Aired April 7, 2019 - 03:00   ET




CYRIL VANIER, CNN ANCHOR (voice-over): A pledge just ahead of elections: Israel's prime minister vows to annex West Bank settlements.

Deadly flooding leaves thousands in Iran without homes and there's still more rain ahead.

Plus as Mexico struggles with the influx of migrants, some think the answer may lie with President Trump and his policy on immigration.

Live from the CNN Center in Atlanta, I'm Cyril Vanier. It's good to have you with us.


VANIER: So Benjamin Netanyahu says Israel will extend its sovereignty over West Bank settlements if he is reelected prime minister. He made this announcement ahead of the elections in what looks like a bid to shore up rightwing support. The chief Palestinian negotiator slammed this move but said it wasn't a surprise.

Here's how Mr. Netanyahu justified the potential annexation on Saturday.


BENJAMIN NETANYAHU, PRIME MINISTER OF ISRAEL (voice-over): In my opinion, each block of the Israeli area is under Israeli control. We, the Israeli government, have responsibility of these areas. I won't move these blocks to the Palestinian Authority.


VANIER: With the final preelection polls already published, we can't tell what impact the settlement announcement may have on the election. Netanyahu is facing his toughest political challenge in years and it's coming from his former military chief of staff, Benny Gantz.

CNN's Michael Holmes has more from Jerusalem. (BEGIN VIDEOTAPE)

MICHAEL HOLMES, CNN CORRESPONDENT: The consensus of the final preelection polls on Friday put Benny Gantz and his Blue and White Party back in the head to head lead. Just a handful of seats ahead of Benjamin Netanyahu and Likud.

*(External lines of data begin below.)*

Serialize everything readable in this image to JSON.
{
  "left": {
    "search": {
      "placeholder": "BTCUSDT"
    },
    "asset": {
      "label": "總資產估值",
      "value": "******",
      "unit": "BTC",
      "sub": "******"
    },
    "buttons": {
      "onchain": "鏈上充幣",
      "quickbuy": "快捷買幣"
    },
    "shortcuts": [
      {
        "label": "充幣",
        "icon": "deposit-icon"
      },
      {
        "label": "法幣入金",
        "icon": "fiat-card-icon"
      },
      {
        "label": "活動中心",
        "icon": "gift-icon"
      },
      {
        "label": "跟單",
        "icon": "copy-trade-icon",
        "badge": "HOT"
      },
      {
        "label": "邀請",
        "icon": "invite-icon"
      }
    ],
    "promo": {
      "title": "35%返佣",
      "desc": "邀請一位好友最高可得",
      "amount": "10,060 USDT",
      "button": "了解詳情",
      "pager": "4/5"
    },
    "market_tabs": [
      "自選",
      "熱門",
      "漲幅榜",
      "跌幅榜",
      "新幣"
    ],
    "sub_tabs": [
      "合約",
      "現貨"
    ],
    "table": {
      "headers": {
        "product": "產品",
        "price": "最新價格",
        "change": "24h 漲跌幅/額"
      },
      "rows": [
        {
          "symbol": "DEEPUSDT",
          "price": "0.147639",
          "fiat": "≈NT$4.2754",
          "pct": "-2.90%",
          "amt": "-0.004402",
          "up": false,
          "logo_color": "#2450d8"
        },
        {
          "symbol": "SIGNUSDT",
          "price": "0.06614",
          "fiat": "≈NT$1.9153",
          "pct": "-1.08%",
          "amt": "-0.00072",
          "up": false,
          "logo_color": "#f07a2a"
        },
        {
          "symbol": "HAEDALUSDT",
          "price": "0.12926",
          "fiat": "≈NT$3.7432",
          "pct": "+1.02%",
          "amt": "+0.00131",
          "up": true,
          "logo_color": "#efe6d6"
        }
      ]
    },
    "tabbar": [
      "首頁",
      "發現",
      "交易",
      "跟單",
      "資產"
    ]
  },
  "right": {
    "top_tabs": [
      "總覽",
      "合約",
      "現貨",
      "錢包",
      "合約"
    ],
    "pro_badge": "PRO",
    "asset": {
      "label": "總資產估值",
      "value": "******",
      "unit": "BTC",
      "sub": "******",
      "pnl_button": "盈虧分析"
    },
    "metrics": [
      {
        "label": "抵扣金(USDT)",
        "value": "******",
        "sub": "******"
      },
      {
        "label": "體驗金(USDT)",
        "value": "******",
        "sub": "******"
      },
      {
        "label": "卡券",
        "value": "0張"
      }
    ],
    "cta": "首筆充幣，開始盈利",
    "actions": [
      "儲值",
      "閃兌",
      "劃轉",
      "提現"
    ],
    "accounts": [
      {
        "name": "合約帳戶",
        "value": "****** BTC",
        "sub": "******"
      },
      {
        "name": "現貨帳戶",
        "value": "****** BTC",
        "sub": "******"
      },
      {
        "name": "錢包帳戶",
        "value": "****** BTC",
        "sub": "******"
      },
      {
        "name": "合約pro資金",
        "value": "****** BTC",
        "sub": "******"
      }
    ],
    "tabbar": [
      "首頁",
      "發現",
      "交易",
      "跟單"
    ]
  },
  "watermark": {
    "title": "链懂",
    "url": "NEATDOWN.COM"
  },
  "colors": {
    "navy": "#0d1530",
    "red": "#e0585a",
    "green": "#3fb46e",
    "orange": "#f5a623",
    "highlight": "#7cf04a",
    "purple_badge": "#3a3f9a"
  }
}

Depending on the poll, anywhere from 1-5 seats ahead. That as we know, Israeli elections are all about coalitions. Whether it's Netanyahu's Likud or Gantz's Blue and White, given the chance to try to form a government, they will have to court smaller parties to come on board to get them to the magic number of 61 seats needed to govern.

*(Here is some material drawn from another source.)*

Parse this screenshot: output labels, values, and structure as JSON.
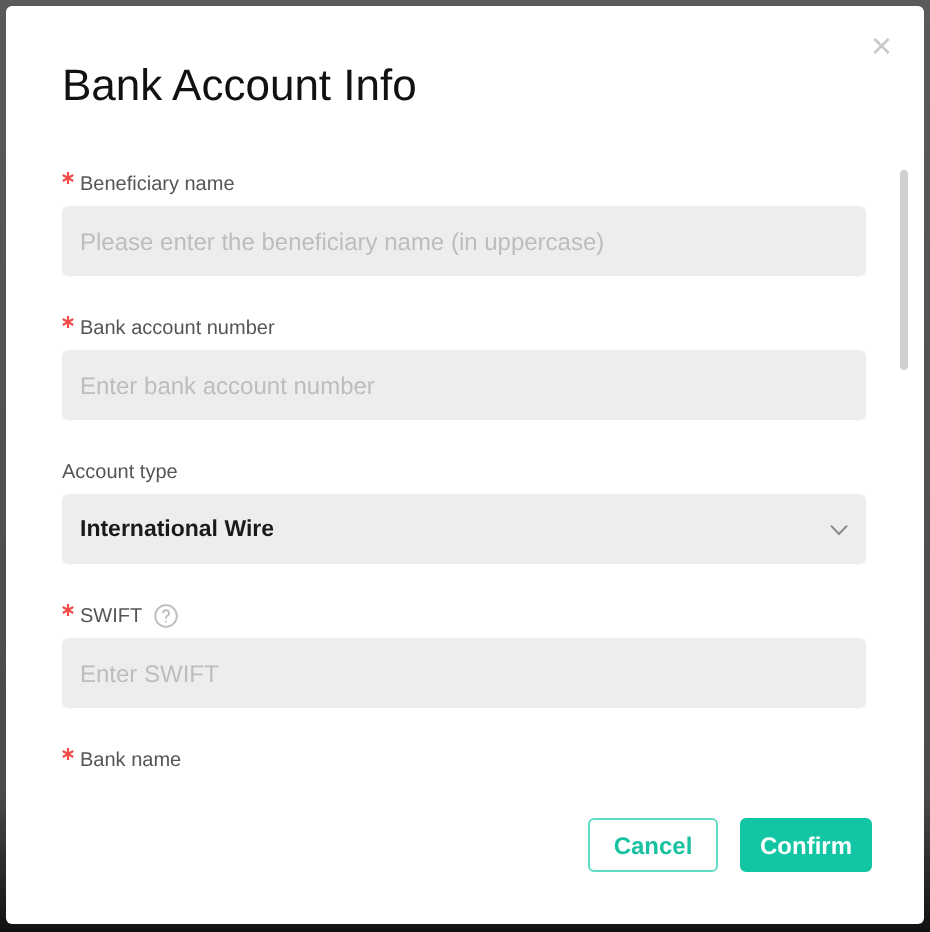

That's where things will get interesting. After the polls close Tuesday night here in Israel, if the head to head result between Likud and Blue and White is close, Netanyahu will likely be the one invited by the president to try to form a government, make that coalition.

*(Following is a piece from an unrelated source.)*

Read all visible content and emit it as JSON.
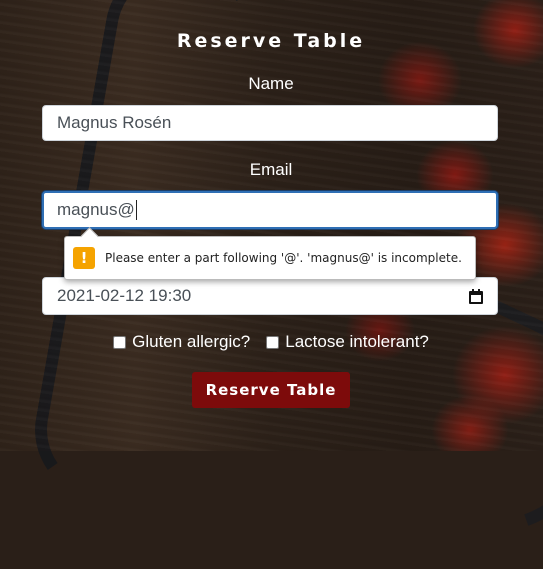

That's because at the moment, Netanyahu is considered to have the edge when it comes to parties who will likely come into a coalition with the Likud Party.

Now for Benny Gantz and his Blue and White Party to be invited to try to form the government, they will need to beat Likud by probably at least half a dozen seats or more. The polls right now aren't showing that likely but the polls have been wrong before.

And crucially, analysts say there are still between 5 percent and 10 percent of voters who are undecided, more than enough to swing the election. The last days before Tuesday's election critical to both main parties, trying to woo undecided voters and try to get some of them to switch from smaller parties to theirs -- Michael Holmes, CNN, Jerusalem.


VANIER: And "CONNECT THE WORLD" with Becky Anderson will be live from Jerusalem to cover the elections starting this Sunday. So tune in to watch our coverage.

The U.S. president is one of Mr. Netanyahu's biggest champions. The Trump administration recognized Jerusalem as Israel's capital and Israeli sovereignty over the Golan Heights recently.

At an event of Jewish Republicans on Saturday, Mr. Trump played up his support of Israel and tried to paint Democrats and criticism of Israel as anti-Semitic.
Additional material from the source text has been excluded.